SSSS, or “S-Quad,” is described in the abstract as, “A silent communications system in which nonaural carriers, in the very low (ELF) or very high audio-frequency (VHF) range or in the adjacent ultrasonic frequency spectrum, are amplitude—or frequency—modulated with the desired intelligence and propagated acoustically or vibrationally, for inducement into the brain, typically through the use of loudspeakers, earphones, or piezoelectric transducers. The modulated carriers may be transmitted directly in real time or may be conveniently recorded and stored on mechanical, magnetic, or optical media for delayed or repeated transmission to the listener.”
In layman’s terms, this device, this “Sound of Silence” simply allows for the unwarranted implantation of specific thoughts, emotions and even prescribed physical actions into unsuspecting human beings.
Why the switch?
It has recently been decided on a global scale to eliminate the standard analog television broadcasts and convert to digital only. Why? If SSSS was being broadcast through traditional televisions via the analog system, it would show up as static on our stations and, therefore, be detectable. Once SSSS is delivered digitally through HDTV, no one will notice.

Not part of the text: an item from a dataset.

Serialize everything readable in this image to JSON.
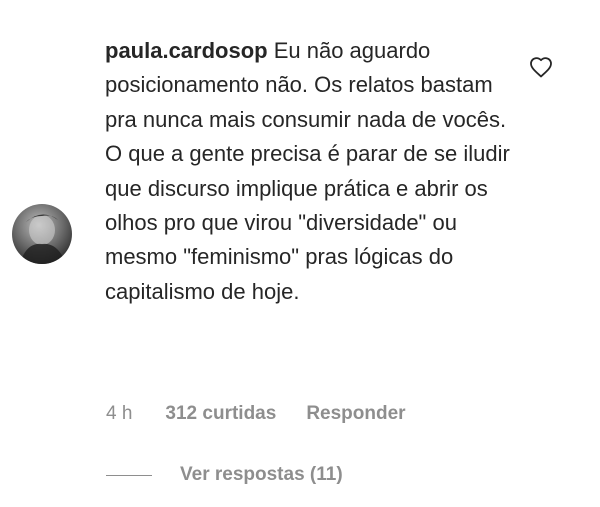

Wireless digital technology is the cheapest, most effective way to transmit electromagnetic frequencies to your brain because there is significantly less infrastructure to maintain and much of it has already been built to meet ever-growing consumer demand for wireless communications and entertainment.
People who convert to HDTV and get their fair share of digitally-enhanced “programming,” will be most vulnerable to SSSS suggestion. However, throwing away your TV or declining to convert will not fully protect you from the silent sounds because their signals will be ambient in the air and our brain receptors will serve as antenna.